The Bill could easily have included some real safeguards against misuse but like all our domestic violence laws it leaves the door wide open to misuse based on the fallacious claim that women would never lie about such things. The Bill could have required more solid evidence such as formal charges. And/or it could have required some evidence to be provided of the steps the person took to address the claimed violence. Under the current Bill, a person simply has to allege violence and obtain one of the documents; there is no need to do anything to deal with the violence. A canny employee could just claim each year that her spouse was psychologically mean to her in an argument, use the leave for a nice little holiday, and if the employer then ever asked what transpired she can just say she went back to him and they sorted it out. However, there is no right in the Bill for employers to be told anything about how the leave was used or what the person did about the alleged violence.

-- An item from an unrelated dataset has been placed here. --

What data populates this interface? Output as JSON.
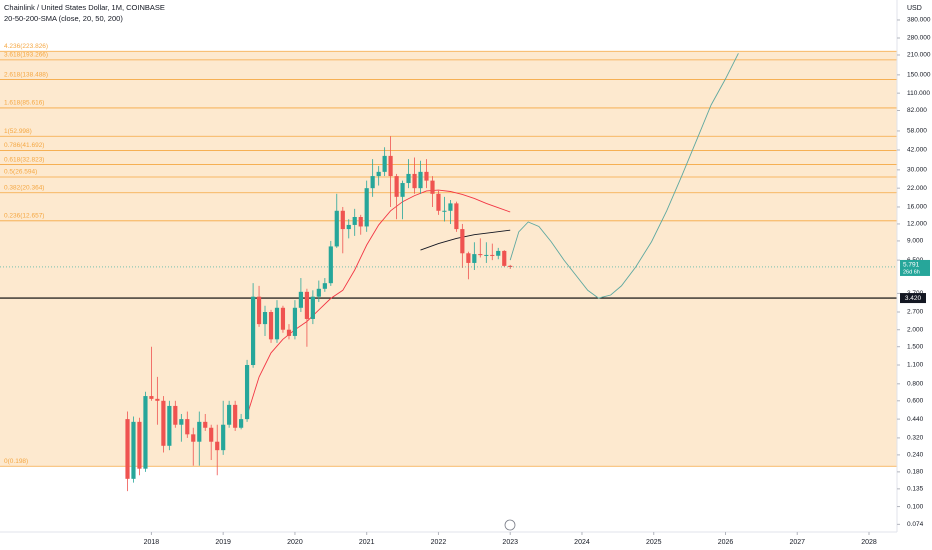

This Bill may assist some people who genuinely need help after violent experiences, but the way it’s designed it virtually yells out “Come and misuse me for some paid leave and flexible work hours!” As such it is another attempt to provide women with more opportunities to get privileges and special treatment at their fancy and without accountability. One dangerous aspect is the incentive it provides for even more women to make false allegations, resulting in such consequences as even more children being harmed by the loss of their family, unnecessary acrimony between their separated parents and/or unnecessary Family Court disputes. Even more dangerous, this Bill if passed will be used to publicize more spurious statistics about how many women were victims of domestic violence when many of them actually were not, and thereby maintain the advance of the feminist machine.